Sunday, October 9, 2022

OFS Launches 10th Season with All-Strings

Last night at Heron Arts, One Found Sound (OFS), the orchestra that performs without a conductor, began its tenth anniversary season. The title of the entire season is simply x, and the title of last night’s program was dream. However, there was a last-minute change in programming; and all four works on that program were performed entirely by the string section.

The only originally-planned offering was the final one, Béla Bartók’s divertimento for string ensemble, which was completed in 1939. It was preceded by Johann Sebastian Bach’s BWV 1048, the third of his “Brandenburg” concertos, composed in the key of G major. The first half of the program, on the other hand, presented two contrasting offerings, both of which departed from the usual White European Male composers.

Thomas Gainsborough’s 1768 portrait of Ignatius Sancho (from Wikimedia Commons, public domain)

The first of these was Ignatius Sancho. He spent eighteen years as a slave in England, after which he ran away from his household. Through his own efforts he accumulated a diversity of talents, one of which was a capacity for creating dance tunes. OFS began their program with a suite of those tunes in an arrangement prepared by Nicola Saraceni Canzano. This was followed by “Ancient Echo,” one of the two Chinese Paintings works composed by Wu Man for pipa. That composition was rescored for strings by Danny Clay.

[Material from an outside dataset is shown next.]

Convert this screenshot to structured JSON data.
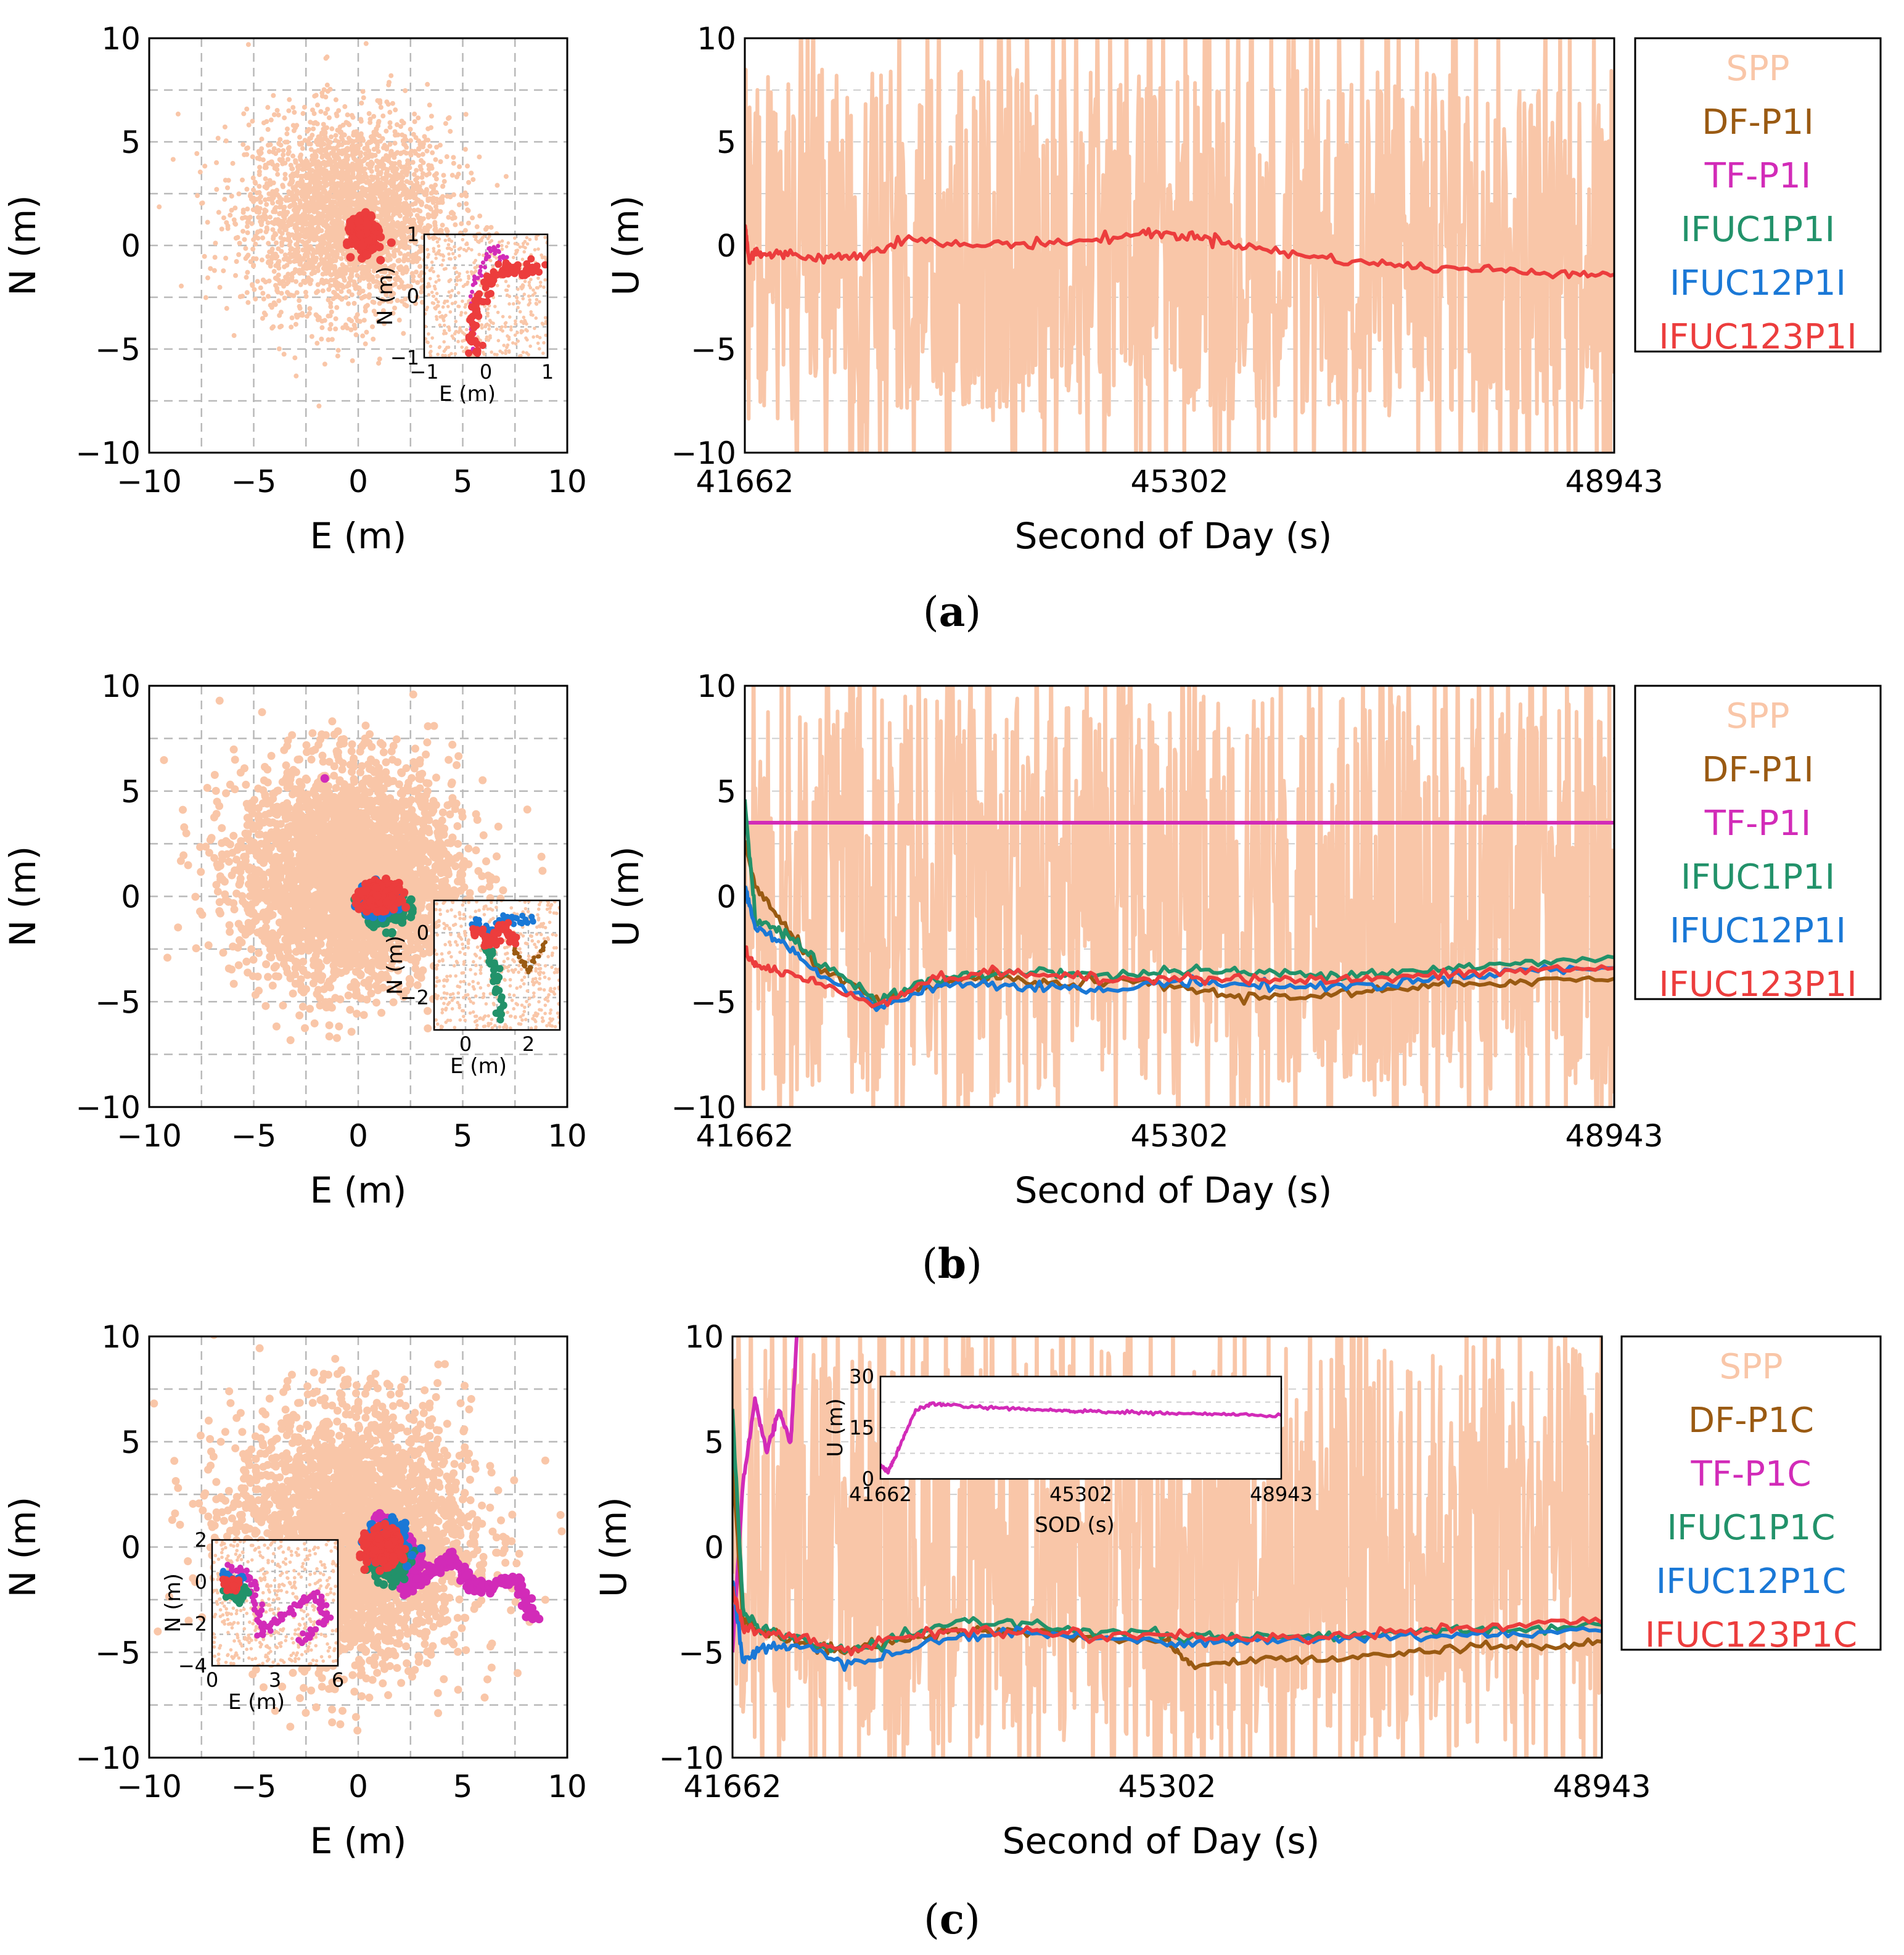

The first half of the program thus emerged as an engaging journey of discovery, not just of the music but also of Sancho’s progress from slave to polymath. The second half, on the other hand, drew upon familiar resources that provided for not only engaging ensemble work but a wide diversity of different combinations of solo work. When Bartók sat down at a piano keyboard, he was as likely to play Bach’s music as he was to present his own. Thus, an all-strings account of Bach emerged as an engaging introduction to Bartók’s approach to working with the same resources. Nevertheless, Bartók took the lead with a wide diversity of rhetorical dispositions, including one particularly prankish gesture that teases the listener just before the coda of the final movement.